Well, we haven't tackled the issue if importing old archives yet - we're trying to stabilize things first, trying to get the 504 gateway timeouts to stop happening. Once that happens, we have over 40 million old emails to import. (some of the emails date back to 1987 I think.)
We'll see how it goes. :)
-Darren
On Fri, Mar 9, 2018 at 10:20 AM, Abhilash Raj <maxking@asynchronous.in> wrote:
On Fri, Mar 9, 2018, at 9:11 AM, Darren Smith wrote:
Abhilash,
Thanks for the response. I'm going over to lists.fedoraproject.org to see if they have done any fine tuning.
Our installation is at https://lists.rootsweb.ancestry.com, if you're interested in seeing an installation with over 32,000 mailing lists. As I mentioned, it was big enough that we have disabled the browse experience in Postorius and are hosting our own pages for browsing to a new list.
Please keep us posted if you have other unique challenges for operating this high number of lists, other than this particular one. We'd love to be able to support high number of lists efficiently :)
If we get time to work on this we will certainly create a pull request. :)
On Thu, Mar 8, 2018 at 11:49 AM, Abhilash Raj <maxking@asynchronous.in> wrote:
Hi Darren,
On 3/8/18 9:43 AM, Darren Smith wrote:
Hello all,
We had an old installation of Mailman 2.1 across three servers with over 32,000 mailing lists on them. Due to circumstances beyond my control, we had to shut them down and quickly set up Mailman 3 on a new server.
We have Mailman3 set up on a single server this time, as we were having problems with a 3-server setup and Hyperkitty and archives. Long story short, it is up and running, and our users are starting to come back.
However, we do not have very many users hitting Postorius and Hyperkitty yet, and we are seeing a distressing number of 504 gateway timeouts.
We noticed that there is a significant number of queries to the API whenever hitting Postorius's front page to load the mailing lists, and then on every load. It looks as if it makes a single call to the API to get information about a single list, and does this 10 times - once for each list - to render the page. This gets much worse when users set the view to 200 per page, as they are inclined to do with 32,000 mailing lists...
What we've done, actually, is to override the front page and point the users to a different set of static pages where we have all of our lists categorized and searchable, and when they find the list they are looking for, we have a link back to postorius. It has taken a lot of the stress off of the server.
However, I still see where the database at times can run VERY hot.
We have set up this server to run with PostgreSQL. When I do a ps aux | grep postgres, I find a lot of processes that have been spawned to take care of mailman - a dozen or so. However, one of the threads is taking up about 85% of the load, another thread about 14%, and little dribbles here and there from the rest of the threads.
Here are the questions:
- Has anyone run into problems like these? I would think that maybe this is an issue having so many mailing lists, but honestly there aren't that many people using the system yet. It is going to ramp up as the users realize that we are live again, but we aren't getting that much traffic.

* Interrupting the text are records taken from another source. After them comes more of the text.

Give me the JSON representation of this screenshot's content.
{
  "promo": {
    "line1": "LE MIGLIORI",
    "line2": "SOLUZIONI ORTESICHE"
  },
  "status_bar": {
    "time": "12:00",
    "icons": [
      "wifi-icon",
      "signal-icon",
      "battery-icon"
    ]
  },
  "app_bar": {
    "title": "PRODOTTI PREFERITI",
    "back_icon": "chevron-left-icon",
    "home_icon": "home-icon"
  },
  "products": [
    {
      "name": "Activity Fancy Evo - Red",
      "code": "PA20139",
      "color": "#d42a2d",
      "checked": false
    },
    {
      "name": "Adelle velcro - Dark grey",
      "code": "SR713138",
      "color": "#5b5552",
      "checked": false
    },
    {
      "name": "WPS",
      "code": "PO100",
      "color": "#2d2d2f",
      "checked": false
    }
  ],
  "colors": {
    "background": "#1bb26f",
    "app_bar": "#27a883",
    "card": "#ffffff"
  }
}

I can say that in general, Postorius doesn't really optimize REST API queries and so loading a single page can sometimes make things bad.
Currently, the largest installation of Mailman 3 that we know of runs at lists.fedoraproejct.org and the administrators of the list would know how well does our Web UI scale.
However, I don't think we have anyone actively working on trying to fix this particular issue. Pull Requests and fixes are welcome :)
- Is there any configuration that I can set, especially with regards to the database, so that it can be used more efficiently and not throttle through one or two threads?
There isn't any configuration that would change how databases are used in Mailman Core. Django *may* have some, but I don't know about any of them of the top of my head.